El complejo de Di (22 page)

»Probablemente la ventana ejerce una extraña influencia sobre mí —sigue diciéndose Muo—. La tentación de arrojarse por una ventana, ¿es un fenómeno raro? ¿O es ésta una ventana maldita, que me invita a saltar? Hace diez años tentó al marido homosexual de la Embalsamadora y lo convenció. Puede que, en vez de suicidarse, lo asesinara la llamada de la ventana, la hondura de su vergüenza. Yo también pertenezco a esa clase de gente (¿cuál es la proporción en el conjunto de los seres humanos?, ¿el cinco por ciento?, ¿el diez?) que siente una especie de llamada cuando está al borde de un abismo. Contra eso no pueden nada ni mis años de psicoanalista ni todos los libros de Freud, pese a estar llenos de sabiduría y perspicacia. Es un reflejo natural, ¡clic!, como el que hace que un hombre reaccione al olor de una mujer.»
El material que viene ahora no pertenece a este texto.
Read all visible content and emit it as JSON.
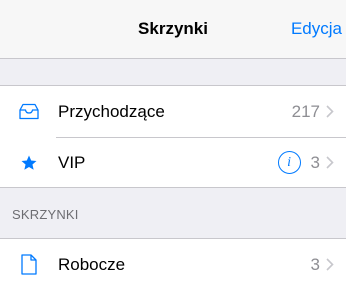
{
  "navbar": {
    "title": "Skrzynki",
    "edit_label": "Edycja"
  },
  "mailboxes": [
    {
      "label": "Przychodzące",
      "count": "217",
      "icon": "inbox-tray-icon"
    },
    {
      "label": "VIP",
      "count": "3",
      "icon": "star-icon",
      "has_info": true
    }
  ],
  "section": {
    "header": "SKRZYNKI",
    "items": [
      {
        "label": "Robocze",
        "count": "3",
        "icon": "document-icon"
      }
    ]
  },
  "colors": {
    "accent": "#007aff",
    "secondary_text": "#8e8e93",
    "background": "#efeff4",
    "separator": "#c8c7cc"
  }
}
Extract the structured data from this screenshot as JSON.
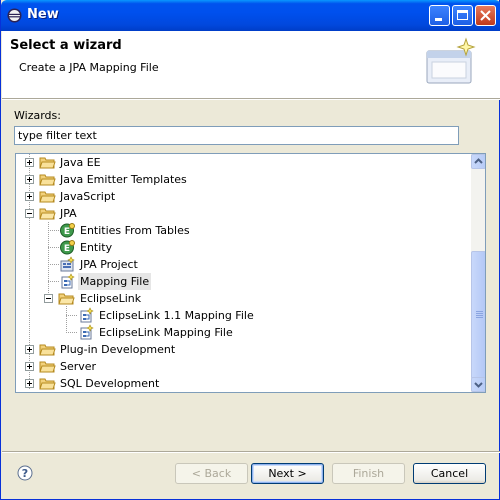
{
  "window": {
    "title": "New"
  },
  "header": {
    "title": "Select a wizard",
    "description": "Create a JPA Mapping File"
  },
  "wizards_label": "Wizards:",
  "filter": {
    "value": "type filter text"
  },
  "tree": {
    "items": [
      {
        "label": "Java EE",
        "expander": "plus",
        "icon": "folder-icon"
      },
      {
        "label": "Java Emitter Templates",
        "expander": "plus",
        "icon": "folder-icon"
      },
      {
        "label": "JavaScript",
        "expander": "plus",
        "icon": "folder-icon"
      },
      {
        "label": "JPA",
        "expander": "minus",
        "icon": "folder-open-icon"
      },
      {
        "label": "Entities From Tables",
        "icon": "entity-icon"
      },
      {
        "label": "Entity",
        "icon": "entity-icon"
      },
      {
        "label": "JPA Project",
        "icon": "jpa-project-icon"
      },
      {
        "label": "Mapping File",
        "icon": "mapping-file-icon",
        "selected": true
      },
      {
        "label": "EclipseLink",
        "expander": "minus",
        "icon": "folder-open-icon"
      },
      {
        "label": "EclipseLink 1.1 Mapping File",
        "icon": "mapping-file-icon"
      },
      {
        "label": "EclipseLink Mapping File",
        "icon": "mapping-file-icon"
      },
      {
        "label": "Plug-in Development",
        "expander": "plus",
        "icon": "folder-icon"
      },
      {
        "label": "Server",
        "expander": "plus",
        "icon": "folder-icon"
      },
      {
        "label": "SQL Development",
        "expander": "plus",
        "icon": "folder-icon"
      }
    ]
  },
  "buttons": {
    "back": "< Back",
    "next": "Next >",
    "finish": "Finish",
    "cancel": "Cancel"
  },
  "colors": {
    "title_bar": "#0050ee",
    "dialog_bg": "#ece9d8",
    "selection_bg": "#e6e6e6"
  }
}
Con la sensación de estar envuelto en una niebla fluida, Muo se pone a imitar los gestos que vio hacer a su abuelo aquella lejana noche de su infancia. Cambia de posición para acuclillarse en el alféizar, como un pájaro posado en una rama. Un pájaro con gafas, con patas huesudas, al borde de un precipicio de seis pisos. Intenta erguirse sin perder el equilibrio. Parece a punto de emprender el vuelo, pero, ¡uf!, consigue arrodillarse sobre el alféizar de ladrillos rosa pálido cubiertos con una capa de cemento húmeda de lluvia, cuya frescura atraviesa su pantalón prestado. Contempla el vacío como si se tratara de un estanque al que duda si arrojarse.

Una voz le murmura al oído. ¿Una ilusión? No. Un mosquito. «¡Será cabrón! —se dice Muo—. ¡Ha vuelto! Reconozco su zumbido.» El insecto se le posa en la punta de la nariz y se dispone a clavarle la trompa en una venilla. Muo agita la cabeza para espantarlo, con movimientos que tienen la precisión de un arriesgado número de acrobacia. Una pizca más bruscos, y se precipitaría al vacío.
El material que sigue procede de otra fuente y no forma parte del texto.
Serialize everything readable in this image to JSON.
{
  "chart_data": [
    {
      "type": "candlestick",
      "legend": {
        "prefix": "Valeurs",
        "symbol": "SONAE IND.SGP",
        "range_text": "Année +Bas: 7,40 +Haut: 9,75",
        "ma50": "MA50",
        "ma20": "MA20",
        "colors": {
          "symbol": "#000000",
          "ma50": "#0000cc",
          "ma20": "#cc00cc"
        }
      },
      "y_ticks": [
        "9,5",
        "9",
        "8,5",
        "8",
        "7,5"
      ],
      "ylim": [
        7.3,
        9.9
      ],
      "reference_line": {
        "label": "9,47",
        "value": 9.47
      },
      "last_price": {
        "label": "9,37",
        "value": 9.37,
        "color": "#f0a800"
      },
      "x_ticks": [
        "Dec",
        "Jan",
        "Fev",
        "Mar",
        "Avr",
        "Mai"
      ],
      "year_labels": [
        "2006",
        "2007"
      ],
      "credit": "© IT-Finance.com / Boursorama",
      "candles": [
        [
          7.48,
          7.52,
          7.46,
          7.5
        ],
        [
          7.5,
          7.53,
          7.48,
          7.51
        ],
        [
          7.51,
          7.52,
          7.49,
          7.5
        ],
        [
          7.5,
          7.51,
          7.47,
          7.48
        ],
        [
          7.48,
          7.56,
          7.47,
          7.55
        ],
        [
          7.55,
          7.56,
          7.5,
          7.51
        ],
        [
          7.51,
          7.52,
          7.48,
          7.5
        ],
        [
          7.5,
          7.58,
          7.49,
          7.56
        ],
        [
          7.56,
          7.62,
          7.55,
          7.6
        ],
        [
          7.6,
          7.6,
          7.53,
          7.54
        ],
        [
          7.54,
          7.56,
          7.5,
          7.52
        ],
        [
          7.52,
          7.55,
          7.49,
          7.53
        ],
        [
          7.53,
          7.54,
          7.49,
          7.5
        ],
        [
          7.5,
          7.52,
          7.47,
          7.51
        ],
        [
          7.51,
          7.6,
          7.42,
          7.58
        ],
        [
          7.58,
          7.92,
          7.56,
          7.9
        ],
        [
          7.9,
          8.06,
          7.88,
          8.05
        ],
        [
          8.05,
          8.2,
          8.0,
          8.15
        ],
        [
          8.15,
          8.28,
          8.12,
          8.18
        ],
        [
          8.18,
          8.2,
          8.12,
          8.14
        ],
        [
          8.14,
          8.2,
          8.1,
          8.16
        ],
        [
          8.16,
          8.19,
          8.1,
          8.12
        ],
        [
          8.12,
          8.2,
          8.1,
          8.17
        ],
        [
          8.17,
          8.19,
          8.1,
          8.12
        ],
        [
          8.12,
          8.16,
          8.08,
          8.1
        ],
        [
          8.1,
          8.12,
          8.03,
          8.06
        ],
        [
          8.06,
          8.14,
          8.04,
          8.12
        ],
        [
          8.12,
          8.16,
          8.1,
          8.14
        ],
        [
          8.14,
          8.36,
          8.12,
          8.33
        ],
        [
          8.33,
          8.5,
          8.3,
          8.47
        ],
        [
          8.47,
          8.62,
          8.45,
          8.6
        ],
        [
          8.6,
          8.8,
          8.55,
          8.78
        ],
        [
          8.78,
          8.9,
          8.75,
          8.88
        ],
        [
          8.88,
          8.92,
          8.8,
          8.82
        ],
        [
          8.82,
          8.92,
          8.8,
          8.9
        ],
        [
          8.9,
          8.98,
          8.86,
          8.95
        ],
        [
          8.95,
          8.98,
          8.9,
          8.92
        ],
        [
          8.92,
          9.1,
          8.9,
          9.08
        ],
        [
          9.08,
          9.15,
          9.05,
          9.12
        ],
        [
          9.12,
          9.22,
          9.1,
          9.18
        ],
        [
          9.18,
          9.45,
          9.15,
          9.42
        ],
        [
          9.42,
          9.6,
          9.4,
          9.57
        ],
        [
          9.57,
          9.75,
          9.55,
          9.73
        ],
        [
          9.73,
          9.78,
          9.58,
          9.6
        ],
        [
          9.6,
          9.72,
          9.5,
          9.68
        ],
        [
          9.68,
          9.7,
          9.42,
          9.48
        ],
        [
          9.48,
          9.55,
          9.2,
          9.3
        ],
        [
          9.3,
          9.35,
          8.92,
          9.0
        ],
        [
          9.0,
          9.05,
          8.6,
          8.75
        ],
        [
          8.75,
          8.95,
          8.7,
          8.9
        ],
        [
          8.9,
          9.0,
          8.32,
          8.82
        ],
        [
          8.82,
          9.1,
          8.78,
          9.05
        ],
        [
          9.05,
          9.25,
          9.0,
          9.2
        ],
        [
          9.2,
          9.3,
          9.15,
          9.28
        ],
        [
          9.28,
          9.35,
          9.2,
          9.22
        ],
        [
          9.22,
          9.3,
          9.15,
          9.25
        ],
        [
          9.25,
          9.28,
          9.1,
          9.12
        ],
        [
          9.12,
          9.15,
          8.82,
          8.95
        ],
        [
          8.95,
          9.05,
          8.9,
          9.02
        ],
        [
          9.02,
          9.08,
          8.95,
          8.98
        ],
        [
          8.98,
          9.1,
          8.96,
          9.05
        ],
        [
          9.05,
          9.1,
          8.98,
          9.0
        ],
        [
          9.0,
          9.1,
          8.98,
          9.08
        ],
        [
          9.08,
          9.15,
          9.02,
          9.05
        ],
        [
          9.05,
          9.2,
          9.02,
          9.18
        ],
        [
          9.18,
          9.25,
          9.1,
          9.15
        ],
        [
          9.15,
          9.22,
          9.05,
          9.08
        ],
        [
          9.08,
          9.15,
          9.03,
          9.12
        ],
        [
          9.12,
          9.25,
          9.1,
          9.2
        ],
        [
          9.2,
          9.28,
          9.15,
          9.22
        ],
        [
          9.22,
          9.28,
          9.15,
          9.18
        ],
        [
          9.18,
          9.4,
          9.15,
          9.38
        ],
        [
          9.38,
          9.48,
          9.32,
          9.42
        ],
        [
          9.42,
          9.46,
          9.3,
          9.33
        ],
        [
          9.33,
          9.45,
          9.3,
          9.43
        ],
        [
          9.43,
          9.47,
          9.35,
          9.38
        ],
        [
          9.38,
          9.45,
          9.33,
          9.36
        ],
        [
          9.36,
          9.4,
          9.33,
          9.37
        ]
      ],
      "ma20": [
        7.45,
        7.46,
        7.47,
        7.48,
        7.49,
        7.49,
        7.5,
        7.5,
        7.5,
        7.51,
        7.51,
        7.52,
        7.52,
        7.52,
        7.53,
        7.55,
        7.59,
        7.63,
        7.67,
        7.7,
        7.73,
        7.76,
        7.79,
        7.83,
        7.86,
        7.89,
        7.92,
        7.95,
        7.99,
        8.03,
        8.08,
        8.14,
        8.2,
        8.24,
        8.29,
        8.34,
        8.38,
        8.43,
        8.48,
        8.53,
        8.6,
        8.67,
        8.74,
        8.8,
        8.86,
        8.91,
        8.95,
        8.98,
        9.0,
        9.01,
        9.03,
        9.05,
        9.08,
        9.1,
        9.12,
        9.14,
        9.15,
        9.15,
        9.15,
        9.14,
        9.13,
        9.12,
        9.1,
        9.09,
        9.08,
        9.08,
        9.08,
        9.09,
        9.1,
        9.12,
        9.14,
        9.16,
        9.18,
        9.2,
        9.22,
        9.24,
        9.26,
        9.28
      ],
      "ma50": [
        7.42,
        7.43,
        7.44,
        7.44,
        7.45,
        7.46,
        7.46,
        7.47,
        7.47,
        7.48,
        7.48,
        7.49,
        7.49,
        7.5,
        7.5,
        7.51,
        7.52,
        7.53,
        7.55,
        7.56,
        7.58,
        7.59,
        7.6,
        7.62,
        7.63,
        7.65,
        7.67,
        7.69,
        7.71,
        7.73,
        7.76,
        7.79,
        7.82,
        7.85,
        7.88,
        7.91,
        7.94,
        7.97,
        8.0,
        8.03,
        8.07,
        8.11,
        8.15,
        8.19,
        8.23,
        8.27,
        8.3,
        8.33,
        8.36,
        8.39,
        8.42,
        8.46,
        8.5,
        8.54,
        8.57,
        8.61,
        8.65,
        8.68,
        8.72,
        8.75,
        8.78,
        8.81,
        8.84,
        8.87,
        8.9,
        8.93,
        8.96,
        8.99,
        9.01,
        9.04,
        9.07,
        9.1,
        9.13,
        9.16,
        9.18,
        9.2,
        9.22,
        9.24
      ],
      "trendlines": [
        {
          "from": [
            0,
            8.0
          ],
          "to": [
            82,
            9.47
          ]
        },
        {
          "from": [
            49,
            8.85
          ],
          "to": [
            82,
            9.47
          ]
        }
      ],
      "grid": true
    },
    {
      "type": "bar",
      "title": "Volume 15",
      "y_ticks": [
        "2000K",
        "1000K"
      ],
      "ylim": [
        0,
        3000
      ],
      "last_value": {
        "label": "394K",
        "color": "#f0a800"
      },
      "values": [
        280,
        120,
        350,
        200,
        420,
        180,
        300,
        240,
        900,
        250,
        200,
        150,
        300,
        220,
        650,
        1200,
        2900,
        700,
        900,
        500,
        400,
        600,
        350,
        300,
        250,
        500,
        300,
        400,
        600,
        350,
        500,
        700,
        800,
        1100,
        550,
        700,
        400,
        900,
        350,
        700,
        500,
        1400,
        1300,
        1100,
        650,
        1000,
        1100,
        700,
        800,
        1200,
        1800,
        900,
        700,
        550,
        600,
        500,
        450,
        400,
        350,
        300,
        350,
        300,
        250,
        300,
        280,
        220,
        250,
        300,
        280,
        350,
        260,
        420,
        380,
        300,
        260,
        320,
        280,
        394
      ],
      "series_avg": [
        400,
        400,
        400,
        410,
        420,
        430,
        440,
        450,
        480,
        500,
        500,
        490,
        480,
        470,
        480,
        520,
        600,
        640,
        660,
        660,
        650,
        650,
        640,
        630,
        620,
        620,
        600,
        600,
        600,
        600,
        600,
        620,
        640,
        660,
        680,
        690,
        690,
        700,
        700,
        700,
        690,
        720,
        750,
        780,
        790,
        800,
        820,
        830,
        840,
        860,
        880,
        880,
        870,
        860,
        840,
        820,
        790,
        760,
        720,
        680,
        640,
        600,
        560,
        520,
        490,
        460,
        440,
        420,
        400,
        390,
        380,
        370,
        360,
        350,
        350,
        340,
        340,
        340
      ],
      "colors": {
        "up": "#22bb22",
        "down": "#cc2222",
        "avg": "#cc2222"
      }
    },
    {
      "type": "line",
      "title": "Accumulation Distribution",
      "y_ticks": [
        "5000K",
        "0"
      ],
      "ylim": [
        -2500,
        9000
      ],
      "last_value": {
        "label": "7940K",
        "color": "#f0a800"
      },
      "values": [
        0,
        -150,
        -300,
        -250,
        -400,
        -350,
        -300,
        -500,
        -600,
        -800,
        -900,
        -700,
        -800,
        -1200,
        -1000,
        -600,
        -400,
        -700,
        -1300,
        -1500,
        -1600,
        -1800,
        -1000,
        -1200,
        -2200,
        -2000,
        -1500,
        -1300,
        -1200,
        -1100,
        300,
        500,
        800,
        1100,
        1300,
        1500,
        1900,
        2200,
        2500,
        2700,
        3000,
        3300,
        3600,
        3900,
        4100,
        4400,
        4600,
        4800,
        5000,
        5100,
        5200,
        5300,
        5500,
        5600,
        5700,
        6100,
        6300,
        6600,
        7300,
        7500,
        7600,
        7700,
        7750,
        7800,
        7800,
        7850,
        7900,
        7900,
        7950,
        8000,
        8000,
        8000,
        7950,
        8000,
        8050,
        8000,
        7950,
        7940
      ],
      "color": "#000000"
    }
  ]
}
Sopla un viento frío pero soportable. El cielo encapotado se refleja en los oscuros cristales de la ventana. Muo busca las palabras adecuadas para formular un voto. Con el corazón encogido, se dice que el voto más hermoso del mundo habría sido conservar su virginidad para ofrecérsela a Volcán de la Vieja Luna. Ahora es demasiado tarde. Vuelve a pensar en el juez Di y en la Embalsamadora, y la amargura lo inunda como una ola.
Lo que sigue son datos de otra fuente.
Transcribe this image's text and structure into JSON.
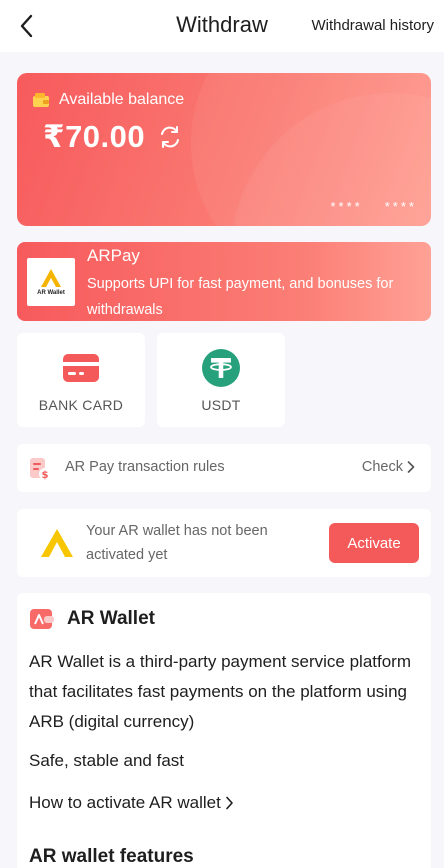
{
  "header": {
    "title": "Withdraw",
    "history_link": "Withdrawal history",
    "back_icon": "chevron-left-icon"
  },
  "balance": {
    "label": "Available balance",
    "amount": "₹70.00",
    "mask_left": "****",
    "mask_right": "****",
    "card_colors": [
      "#f75a5c",
      "#ff9a8e"
    ]
  },
  "arpay": {
    "title": "ARPay",
    "description": "Supports UPI for fast payment, and bonuses for withdrawals",
    "logo_text": "AR Wallet"
  },
  "methods": [
    {
      "label": "BANK CARD",
      "icon": "bank-card-icon",
      "color": "#f55a5b"
    },
    {
      "label": "USDT",
      "icon": "tether-icon",
      "color": "#26a17b"
    }
  ],
  "rules": {
    "label": "AR Pay transaction rules",
    "action": "Check"
  },
  "activate": {
    "message": "Your AR wallet has not been activated yet",
    "button": "Activate",
    "accent": "#f55a5b"
  },
  "ar_wallet": {
    "title": "AR Wallet",
    "description": "AR Wallet is a third-party payment service platform that facilitates fast payments on the platform using ARB (digital currency)",
    "tagline": "Safe, stable and fast",
    "howto": "How to activate AR wallet",
    "features_heading": "AR wallet features"
  }
}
Se siente como un mosquito herido, encogido, con las alas plegadas, las patas —mucho más largas de lo que cree— dobladas sobre sí mismas, el minúsculo cuerpo, agonizante, apelotonado, tembloroso en la palma de un desconocido: el Destino. De pronto, Muo reza, con las manos juntas a la altura del pecho, como su abuelo. Pero lo que escapa de su boca es una vieja canción de la infancia, que no ha cantado desde hace años:

Mi padre es jefe de comedor
,

lo acusan de robar vales.

Robar vales, ¿de qué?

Vales de aceite y arroz.

Mi padre está de rodillas

atado con gruesas cuerdas.

La gente le pide cuentas
,

¡las cuentas, las cuentas!

Al principio, la voz de Muo, un poco pastosa por culpa del «Fantasma de la embriaguez», susurra, casi inaudible, con la punta de los labios, como si recitara una oración. Pero, poco a poco, se desmanda, se vuelve tan ronca como el canto del pájaro que, posado en el tejado, le responde. Es una voz teñida de ironía risueña, un eco confiado. Al acabar la primera estrofa, tararea el estribillo e hincha los carrillos para imitar a una trompeta, y ríe encantado al descubrir en su voz acentos del ídolo de su infancia, un vecino apodado el Espía, hijo de un catedrático de Patología, que durante los años de reeducación se convirtió en jefe de una banda de ladrones y fue condenado a veinte años de prisión por el atraco a mano armada de un banco, en los años setenta. Era la canción favorita del Espía; su sombrero flotaba sobre su exuberante cabellera y vibraba con una alegría salvaje cada vez que la tarareaba durante un paseo, la silbaba en una escalera o la cantaba a pleno pulmón para ligar con las chicas. ¡Pobre Espía! Tenía una forma de cantar muy suya, con unas florituras inconfundibles.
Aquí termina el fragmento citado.